Human Rights Watch confirmed Saudi Arabia has taken important steps to eliminate content of hatred from its school religion textbooks, but the current texts maintain language that disparages practices associated with religious minorities.
A comprehensive Human Rights Watch review of Education Ministry-produced textbooks for the 2019-2020 and 2020-2021 school years found that some practices associated with the Shia and Sufi Islamic traditions remain stigmatized as un-Islamic and prohibited.
“Saudi Arabia’s glacial progress on textbook reform appears to have finally picked up steam in recent years,” said Michael Page, deputy Middle East director at Human Rights Watch. “But as long as the texts continue to disparage religious beliefs and practices of minority groups, including those of fellow Saudi citizens, it will contribute to the culture of discrimination that these groups face.”

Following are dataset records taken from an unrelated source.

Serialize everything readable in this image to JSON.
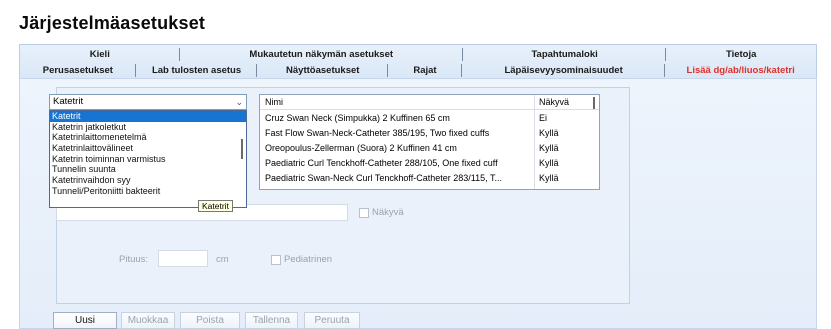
{
  "window": {
    "title": "Järjestelmäasetukset"
  },
  "tabs": {
    "row1": [
      {
        "label": "Kieli"
      },
      {
        "label": "Mukautetun näkymän asetukset"
      },
      {
        "label": "Tapahtumaloki"
      },
      {
        "label": "Tietoja"
      }
    ],
    "row2": [
      {
        "label": "Perusasetukset"
      },
      {
        "label": "Lab tulosten asetus"
      },
      {
        "label": "Näyttöasetukset"
      },
      {
        "label": "Rajat"
      },
      {
        "label": "Läpäisevyysominaisuudet"
      },
      {
        "label": "Lisää dg/ab/liuos/katetri",
        "active": true
      }
    ]
  },
  "category_select": {
    "selected": "Katetrit",
    "options": [
      "Katetrit",
      "Katetrin jatkoletkut",
      "Katetrinlaittomenetelmä",
      "Katetrinlaittovälineet",
      "Katetrin toiminnan varmistus",
      "Tunnelin suunta",
      "Katetrinvaihdon syy",
      "Tunneli/Peritoniitti bakteerit"
    ],
    "tooltip": "Katetrit"
  },
  "table": {
    "headers": {
      "name": "Nimi",
      "visible": "Näkyvä"
    },
    "rows": [
      {
        "name": "Cruz Swan Neck (Simpukka) 2 Kuffinen 65 cm",
        "visible": "Ei"
      },
      {
        "name": "Fast Flow Swan-Neck-Catheter 385/195, Two fixed cuffs",
        "visible": "Kyllä"
      },
      {
        "name": "Oreopoulus-Zellerman (Suora) 2 Kuffinen 41 cm",
        "visible": "Kyllä"
      },
      {
        "name": "Paediatric Curl Tenckhoff-Catheter 288/105, One fixed cuff",
        "visible": "Kyllä"
      },
      {
        "name": "Paediatric Swan-Neck Curl Tenckhoff-Catheter 283/115, T...",
        "visible": "Kyllä"
      }
    ]
  },
  "form": {
    "name_value": "",
    "visible_label": "Näkyvä",
    "length_label": "Pituus:",
    "length_value": "",
    "length_unit": "cm",
    "pediatric_label": "Pediatrinen"
  },
  "buttons": {
    "new": "Uusi",
    "edit": "Muokkaa",
    "delete": "Poista",
    "save": "Tallenna",
    "cancel": "Peruuta"
  },
  "colors": {
    "active_tab": "#e0312c",
    "selection": "#1874d2",
    "panel_bg": "#e4edf9"
  }
}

Saudi activists and experts Human Rights Watch consulted said that Saudi students would immediately understand the targets of the criticism in these texts as Shia beliefs and practices even though the texts do not use the word Shia, though some of the criticisms would apply equally to Sufi religious practices.
On April 23, 2019, Saudi Arabia carried out a mass execution of 37 men in various parts of the country. At least 33 of those executed were from the country’s minority Shia community.
They had been convicted following unfair trials for various alleged crimes, including protest-related offenses, espionage, and terrorism.